GA4 handles ecommerce well, but it needs setup. Each step — view item, add to cart, begin checkout, purchase — needs its own event with the right parameters. If you're on Shopify or WooCommerce, plugins like the GA4 Shopify app or GTM4WP for WordPress handle most of this for you.

Without proper ecommerce events, you're flying blind. You'll see traffic but not revenue. Fix this first if you're an online store.

Common GA4 problems and what to do

My data doesn't match Universal Analytics. It won't, exactly. The metrics are calculated differently. Don't compare year-on-year using both — use GA4 to GA4 going forward.

My conversions stopped counting. Check that the event is still firing (use DebugView), check it's still marked as a conversion, check Google Ads is still linked.

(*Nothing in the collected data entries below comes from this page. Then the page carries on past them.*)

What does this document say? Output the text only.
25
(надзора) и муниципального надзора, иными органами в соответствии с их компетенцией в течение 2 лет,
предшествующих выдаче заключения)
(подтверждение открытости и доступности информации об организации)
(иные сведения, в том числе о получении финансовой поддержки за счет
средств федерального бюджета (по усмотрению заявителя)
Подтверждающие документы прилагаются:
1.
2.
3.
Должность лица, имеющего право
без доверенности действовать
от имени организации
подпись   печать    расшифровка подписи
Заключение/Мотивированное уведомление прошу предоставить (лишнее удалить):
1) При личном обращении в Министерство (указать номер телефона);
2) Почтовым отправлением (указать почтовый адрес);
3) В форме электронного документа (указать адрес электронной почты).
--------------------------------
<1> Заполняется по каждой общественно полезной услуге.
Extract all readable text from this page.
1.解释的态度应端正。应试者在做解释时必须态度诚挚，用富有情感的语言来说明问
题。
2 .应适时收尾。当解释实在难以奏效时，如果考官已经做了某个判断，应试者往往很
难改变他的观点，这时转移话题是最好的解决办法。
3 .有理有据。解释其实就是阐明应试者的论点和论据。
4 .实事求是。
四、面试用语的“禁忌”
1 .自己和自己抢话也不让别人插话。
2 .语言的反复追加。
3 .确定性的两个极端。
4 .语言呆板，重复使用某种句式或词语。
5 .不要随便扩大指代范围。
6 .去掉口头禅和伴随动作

I see weird traffic spikes. Often referrer spam or a bot. Set up referral exclusions and filter known internal IPs.

Real-time shows users but reports show zero. Reports take 24-48 hours to fully populate. Patience.

Is GA4 worth using?

Yes. It's free, it's the only Google option now, and once it's set up properly the reporting is genuinely useful. The learning curve is real if you came from Universal Analytics, but it's worth pushing through.

The businesses that get the most out of GA4 spend an hour setting it up properly, mark their real conversions, then check it weekly. That's it.

Frequently asked questions

What is GA4 in simple terms?

GA4 is Google's tool for tracking what people do on your website or app. It records every action as an event and shows you the results in reports. It replaced the older Universal Analytics in 2023.

Is GA4 free?

Yes. GA4 has a free version that covers what most small businesses need. A paid version (GA4 360) exists for enterprises with very high data volumes.

Is GA4 hard to learn?

It's harder than Universal Analytics was, but it's not impossible. Get the basics right (install, conversions, Ads link), and the rest you can pick up as you go.

Can I still use Universal Analytics?

No. Universal Analytics stopped collecting data in July 2023 for free accounts and July 2024 for 360 accounts. Historical data may still be accessible but no new data is being captured.

Do I need to set up GA4 even if I use Shopify analytics or another tool?

If you run Google Ads, yes. Google Ads needs GA4 conversion data to bid properly. If you don't run paid ads, you can get by with the tool you prefer, but GA4 is still the most useful free option.